Just as asset managers recover from the herculean effort of preparing for MiFID II, along comes another rule to adhere to. As of this September, uncleared initial margin rules will hit hundreds of asset managers. The objective is ultimately to make over-the-counter (OTC trades) costlier so that more firms turn towards trading on regulated venues.
The overall impact of these rules is likely to be significant – with numerous asset managers set to manage margin with a large number of counterparties at the same time. One emerging trend is for asset managers to turn towards their prime brokers for clearing services. While this is not exactly new, the rules mean those asset managers with portfolios above €750bn in notional, who have never previously had to post margin, will suddenly have to do so. The year after that (September 2020), the notional threshold drops dramatically to $8bn!

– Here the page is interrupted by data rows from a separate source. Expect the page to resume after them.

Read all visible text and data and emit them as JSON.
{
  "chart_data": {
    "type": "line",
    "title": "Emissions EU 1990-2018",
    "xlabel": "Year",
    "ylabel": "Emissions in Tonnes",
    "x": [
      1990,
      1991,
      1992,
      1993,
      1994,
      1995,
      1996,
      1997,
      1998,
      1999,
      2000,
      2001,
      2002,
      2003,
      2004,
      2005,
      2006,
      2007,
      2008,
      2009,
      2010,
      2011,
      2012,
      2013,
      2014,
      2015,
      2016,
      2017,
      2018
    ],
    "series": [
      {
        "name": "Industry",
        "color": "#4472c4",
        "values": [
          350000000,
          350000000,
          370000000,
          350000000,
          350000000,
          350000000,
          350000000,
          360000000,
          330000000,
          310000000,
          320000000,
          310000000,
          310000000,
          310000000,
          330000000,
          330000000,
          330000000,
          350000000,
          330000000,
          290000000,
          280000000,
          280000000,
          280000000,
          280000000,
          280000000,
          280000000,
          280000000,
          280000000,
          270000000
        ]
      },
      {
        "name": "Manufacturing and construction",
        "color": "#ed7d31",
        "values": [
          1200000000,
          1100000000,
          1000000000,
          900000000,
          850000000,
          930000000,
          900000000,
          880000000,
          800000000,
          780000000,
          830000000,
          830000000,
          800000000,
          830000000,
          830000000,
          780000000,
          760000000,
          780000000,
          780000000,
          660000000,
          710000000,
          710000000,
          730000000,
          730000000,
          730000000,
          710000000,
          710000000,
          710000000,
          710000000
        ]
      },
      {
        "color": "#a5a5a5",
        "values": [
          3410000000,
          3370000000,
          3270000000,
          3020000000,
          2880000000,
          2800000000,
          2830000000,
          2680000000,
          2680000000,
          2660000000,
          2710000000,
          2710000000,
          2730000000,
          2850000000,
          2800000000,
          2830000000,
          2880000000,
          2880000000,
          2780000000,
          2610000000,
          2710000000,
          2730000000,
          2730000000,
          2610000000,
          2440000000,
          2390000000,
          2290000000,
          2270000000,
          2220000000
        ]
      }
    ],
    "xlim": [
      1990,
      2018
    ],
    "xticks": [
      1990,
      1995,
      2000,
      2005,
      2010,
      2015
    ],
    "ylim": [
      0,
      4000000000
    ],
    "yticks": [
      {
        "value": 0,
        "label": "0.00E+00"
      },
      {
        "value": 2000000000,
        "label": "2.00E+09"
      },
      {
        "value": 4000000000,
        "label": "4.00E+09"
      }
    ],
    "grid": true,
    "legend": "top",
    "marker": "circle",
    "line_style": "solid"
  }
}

To start with, working with a large number of counterparties means much more operational burden and greater risk when moving collateral. If this wasn’t enough, transaction costs will shoot up and if counterparties are not consolidated, it may lead to more movement of collateral between firms due to non-realization of netting benefits. This could all result in a sharp increase in fees, which may have real consequence on the performance of client accounts.
However, as we witnessed with MiFID II, every regulatory hurdle presents new opportunity for investment and innovation. Despite all the geopolitical uncertainty halting decisions, asset managers will have to find new trading technologies in order to unbundle liquidity from their credit restraints. Not only can unbundling liquidity from credit help solve the primary issue of reducing administrative burden, but it actually adds secondary benefits. These benefits include new access to all forms of liquidity previously out of reach including non-bank liquidity, as well as client-to-client matching models.
While September may seem like a long time away, those asset managers pulled into the upcoming uncleared margin rules regime should either prepare now, or prepare to fail. Those who put their technology spend to best use by splitting off their liquidity from credit restrictions, while also making operational efficiencies, will undoubtably be best placed to weather the initial margin storm in September.